French speech arrives in a long rush—tous les nerveux, men on all fours crying maman, and the blunt claim that at the end, at Verdun, the big men y voyaient extrêmement clair. The talk is both compassionate and pitiless: people are reduced to animals, yet also judged. Even the generals are weighed to un centigramme and found to be du bois, as if authority is mere dead material. The horror is not abstract; it’s in the mouth, in what can still be said after endurance.

Then German-accented speech shifts the frame to revolution: Brest-Litovsk, troops released from the eastern front, the idea that that’s the trick—get a crowd moving. In Petrograd’s square near the Nevsky and Moscow station, soldiers refuse to fire; a cossack kills the lieutenant; there was the revolution as soon as they named it. The poem’s earlier images of hell-mouth and submerging bodies find a social counterpart here: history becomes a crowd-event, unstable, unpredictable, suddenly irreversible.

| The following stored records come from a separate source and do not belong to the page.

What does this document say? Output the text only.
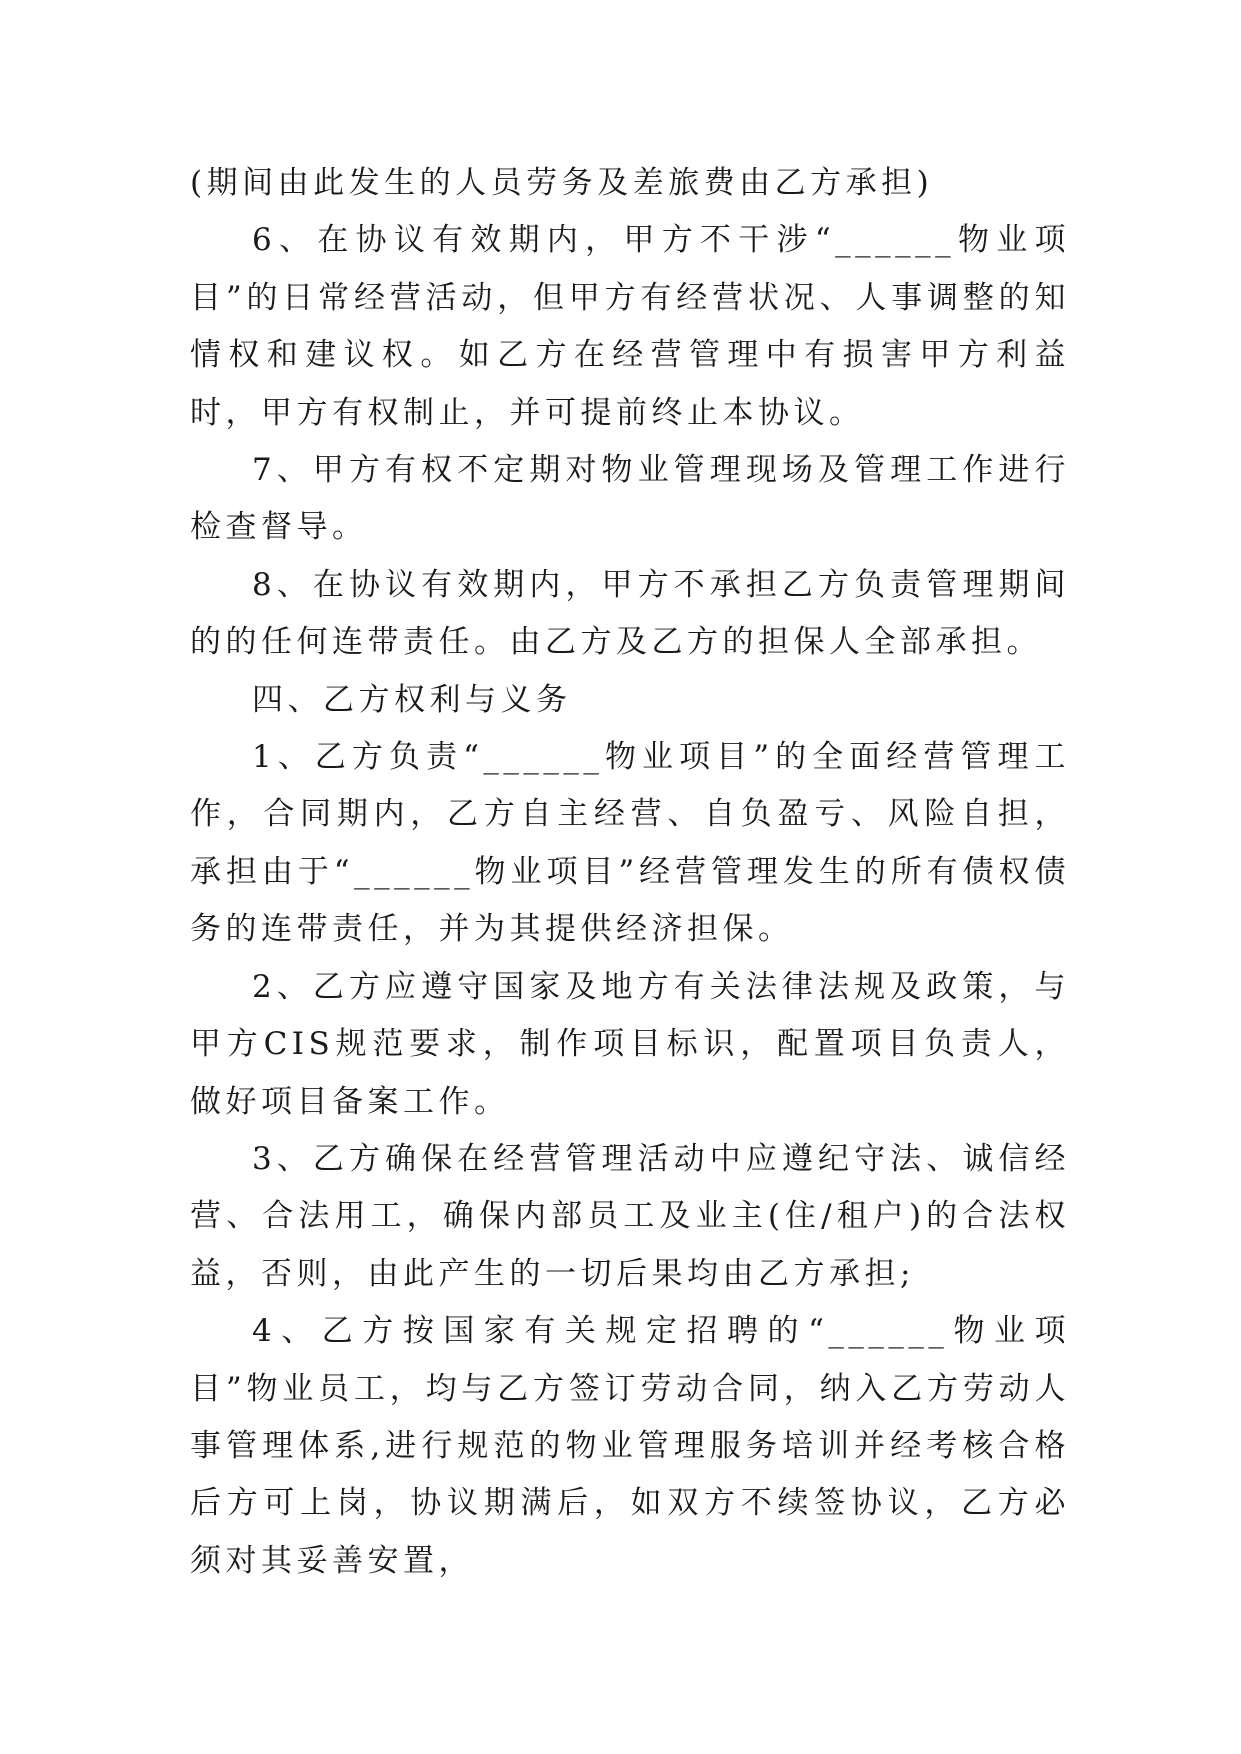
(期间由此发生的人员劳务及差旅费由乙方承担)

6、在协议有效期内，甲方不干涉“______物业项目”的日常经营活动，但甲方有经营状况、人事调整的知情权和建议权。如乙方在经营管理中有损害甲方利益时，甲方有权制止，并可提前终止本协议。

7、甲方有权不定期对物业管理现场及管理工作进行检查督导。

8、在协议有效期内，甲方不承担乙方负责管理期间的的任何连带责任。由乙方及乙方的担保人全部承担。

四、乙方权利与义务

1、乙方负责“______物业项目”的全面经营管理工作，合同期内，乙方自主经营、自负盈亏、风险自担，承担由于“______物业项目”经营管理发生的所有债权债务的连带责任，并为其提供经济担保。

2、乙方应遵守国家及地方有关法律法规及政策，与甲方CIS规范要求，制作项目标识，配置项目负责人，做好项目备案工作。

3、乙方确保在经营管理活动中应遵纪守法、诚信经营、合法用工，确保内部员工及业主(住/租户)的合法权益，否则，由此产生的一切后果均由乙方承担;

4、乙方按国家有关规定招聘的“______物业项目”物业员工，均与乙方签订劳动合同，纳入乙方劳动人事管理体系,进行规范的物业管理服务培训并经考核合格后方可上岗，协议期满后，如双方不续签协议，乙方必须对其妥善安置，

The hardest question the canto leaves hanging

If people can do everything except act, as one speaker claims, what is this canto doing—acting, or only naming? Pound stages looking (mirror, shield, Augustine toward the invisible) and running (Blake), cleansing (acid), founding (the Malatestas), and then drowning in voices. The poem seems to suspect that speech itself is one of hell’s media—yet it also treats speech as the only way the evidence survives.